Kruskal's processes edges in order of increasing weight. For each edge (u,v,w):

  • If u and v are in different components, adding this edge is safe. Why? Consider the cut between u's component and everything else. This edge is the lightest crossing edge we haven't processed yet (all lighter ones were already added or rejected). By the cut property, it belongs in an MST.

  • If u and v are in the same component, adding this edge creates a cycle. This edge is the heaviest in that cycle (all other edges in the cycle were added earlier and have smaller weight). By the cycle property, it doesn't belong in any MST.


Proving Prim's Correctness

Prim's maintains a growing tree T. At each step it adds the cheapest edge connecting T to a non-T node.

The cut is (T, V-T). The edge Prim's chooses is the lightest crossing edge. By the cut property, this edge is in some MST. By induction, every edge Prim's adds is in some MST, so the final tree is an MST.


MST Uniqueness

Theorem: If all edge weights are distinct, the MST is unique.

Proof: Suppose two different MSTs exist: T1 and T2. Let e be the lightest edge in T1 that's not in T2. Adding e to T2 creates a cycle. Every other edge in this cycle is in T2, and since T1 chose e but T2 didn't, some edge e' in the cycle has weight > weight(e) (by distinctness). But then T2 could replace e' with e to get a cheaper tree, contradicting that T2 is an MST.

When weights aren't distinct: Multiple MSTs can exist. For example, a triangle with all edges having weight 1 has three different MSTs (each omitting one edge).

⚠ Gotcha. "MST is unique" and "MST weight is unique" are different statements. The MST weight is always unique (all MSTs have the same total weight), but the actual set of edges can differ when weights repeat.

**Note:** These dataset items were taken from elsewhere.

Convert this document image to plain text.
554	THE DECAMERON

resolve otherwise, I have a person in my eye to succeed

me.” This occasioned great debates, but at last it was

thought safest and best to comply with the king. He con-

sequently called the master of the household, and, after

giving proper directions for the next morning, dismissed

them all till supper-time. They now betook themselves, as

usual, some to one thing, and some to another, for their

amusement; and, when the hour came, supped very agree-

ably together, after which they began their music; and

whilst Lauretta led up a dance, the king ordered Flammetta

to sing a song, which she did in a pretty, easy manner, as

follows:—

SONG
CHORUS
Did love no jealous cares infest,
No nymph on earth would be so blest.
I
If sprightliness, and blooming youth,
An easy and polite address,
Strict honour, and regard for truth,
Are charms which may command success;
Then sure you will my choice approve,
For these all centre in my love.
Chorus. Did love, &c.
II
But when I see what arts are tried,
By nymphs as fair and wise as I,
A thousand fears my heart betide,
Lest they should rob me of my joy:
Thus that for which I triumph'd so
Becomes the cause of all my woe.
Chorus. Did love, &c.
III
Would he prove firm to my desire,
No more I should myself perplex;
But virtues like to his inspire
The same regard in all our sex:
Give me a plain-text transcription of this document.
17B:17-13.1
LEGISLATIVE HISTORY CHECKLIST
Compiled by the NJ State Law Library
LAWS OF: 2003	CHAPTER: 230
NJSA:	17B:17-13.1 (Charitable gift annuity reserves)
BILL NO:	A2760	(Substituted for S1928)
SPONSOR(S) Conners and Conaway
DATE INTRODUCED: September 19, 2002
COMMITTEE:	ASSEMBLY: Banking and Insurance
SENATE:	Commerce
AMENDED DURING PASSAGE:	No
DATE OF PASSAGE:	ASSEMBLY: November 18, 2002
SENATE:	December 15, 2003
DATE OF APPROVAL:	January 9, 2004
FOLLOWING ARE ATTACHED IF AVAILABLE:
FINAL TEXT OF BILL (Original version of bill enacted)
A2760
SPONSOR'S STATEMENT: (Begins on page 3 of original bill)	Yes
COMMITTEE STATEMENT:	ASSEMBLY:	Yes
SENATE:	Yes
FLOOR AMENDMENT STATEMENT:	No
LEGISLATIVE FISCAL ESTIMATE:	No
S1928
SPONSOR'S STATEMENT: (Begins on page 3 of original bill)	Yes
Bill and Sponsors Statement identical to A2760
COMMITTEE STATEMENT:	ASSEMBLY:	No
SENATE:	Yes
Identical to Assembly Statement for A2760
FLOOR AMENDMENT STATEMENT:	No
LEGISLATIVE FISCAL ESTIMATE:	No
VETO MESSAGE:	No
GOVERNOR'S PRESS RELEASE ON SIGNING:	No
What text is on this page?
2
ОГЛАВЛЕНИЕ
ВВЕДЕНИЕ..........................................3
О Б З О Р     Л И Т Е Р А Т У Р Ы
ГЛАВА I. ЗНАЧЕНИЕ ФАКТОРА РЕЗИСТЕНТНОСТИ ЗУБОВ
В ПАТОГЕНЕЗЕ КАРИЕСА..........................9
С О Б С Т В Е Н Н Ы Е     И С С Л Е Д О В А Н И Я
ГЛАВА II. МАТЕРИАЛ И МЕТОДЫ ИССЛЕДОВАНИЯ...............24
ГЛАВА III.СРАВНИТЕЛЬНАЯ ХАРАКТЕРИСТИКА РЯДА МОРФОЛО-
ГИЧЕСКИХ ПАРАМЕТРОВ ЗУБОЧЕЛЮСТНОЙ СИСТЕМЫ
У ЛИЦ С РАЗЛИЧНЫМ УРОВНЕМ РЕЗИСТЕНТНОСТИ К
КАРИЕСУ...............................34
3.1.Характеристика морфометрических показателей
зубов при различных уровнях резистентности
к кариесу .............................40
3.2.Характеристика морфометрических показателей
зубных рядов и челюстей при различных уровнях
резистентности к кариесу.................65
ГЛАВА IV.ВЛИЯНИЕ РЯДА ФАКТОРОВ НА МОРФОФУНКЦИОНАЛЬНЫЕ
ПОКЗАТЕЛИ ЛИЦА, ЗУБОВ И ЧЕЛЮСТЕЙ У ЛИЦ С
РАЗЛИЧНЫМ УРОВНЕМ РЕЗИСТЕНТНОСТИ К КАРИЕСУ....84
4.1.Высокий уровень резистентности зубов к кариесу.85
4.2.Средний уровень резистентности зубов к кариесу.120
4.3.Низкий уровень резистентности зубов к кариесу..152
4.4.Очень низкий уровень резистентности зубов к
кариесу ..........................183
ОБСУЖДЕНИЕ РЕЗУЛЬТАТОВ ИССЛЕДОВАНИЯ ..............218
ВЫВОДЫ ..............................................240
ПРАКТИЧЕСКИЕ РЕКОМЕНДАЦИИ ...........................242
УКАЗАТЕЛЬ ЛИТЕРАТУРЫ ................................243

MST Weight Is Always Unique

Even when multiple MSTs exist, they all have the same total weight. This follows from a stronger fact: if you sort the edge weights used by any MST, you get the same sorted sequence. This is called the MST weight sequence.


Practical Implications

Question Property to Use
Must this edge be in the MST? Find a cut where it's the unique lightest crossing edge
Can this edge be in some MST? Check if it's NOT the unique heaviest in any cycle
Is the MST unique? Check if all edge weights are distinct
Can I swap MST edges? Use the cycle property on the new edge's cycle

These questions come up constantly in MST problems. The cut and cycle properties give you the tools to reason about them without running the full algorithm.


Example: Deciding if an Edge Is in Every MST

Given edge (u,v,w), is it in every MST?

  1. Remove edge (u,v) from the graph.
  2. Find the shortest path from u to v in the remaining graph (or the min-weight max edge on the path in the MST).
  3. If the path's bottleneck weight > w, then (u,v) is in every MST (it's the unique lightest crossing edge for the cut that separates u's component when (u,v) is removed).
  4. If the path's bottleneck weight == w, it's in some MSTs but not all.
  5. If the path's bottleneck weight < w, it's in no MST.

💡 Key insight. "In every MST" means the edge is irreplaceable. "In some MST" means it's one of several equally-good options. "In no MST" means it's always suboptimal.


Try It

Consider this graph with 5 nodes and 7 edges:

Edges: (1,2,1), (1,3,2), (2,3,2), (2,4,3),
       (3,4,3), (3,5,4), (4,5,5)
  1. Find the MST. Is it unique?
  2. For edge (2,3,2): is it in every MST, some MSTs, or no MST?
  3. For edge (4,5,5): which property tells you it's excluded?

Answers: The MST uses edges with weights 1, 2, 3, 4 (total=10). Edge (2,3,2) ties with (1,3,2) -- MST is not unique. Edge (4,5,5) is the heaviest in cycle 3-4-5, so the cycle property excludes it.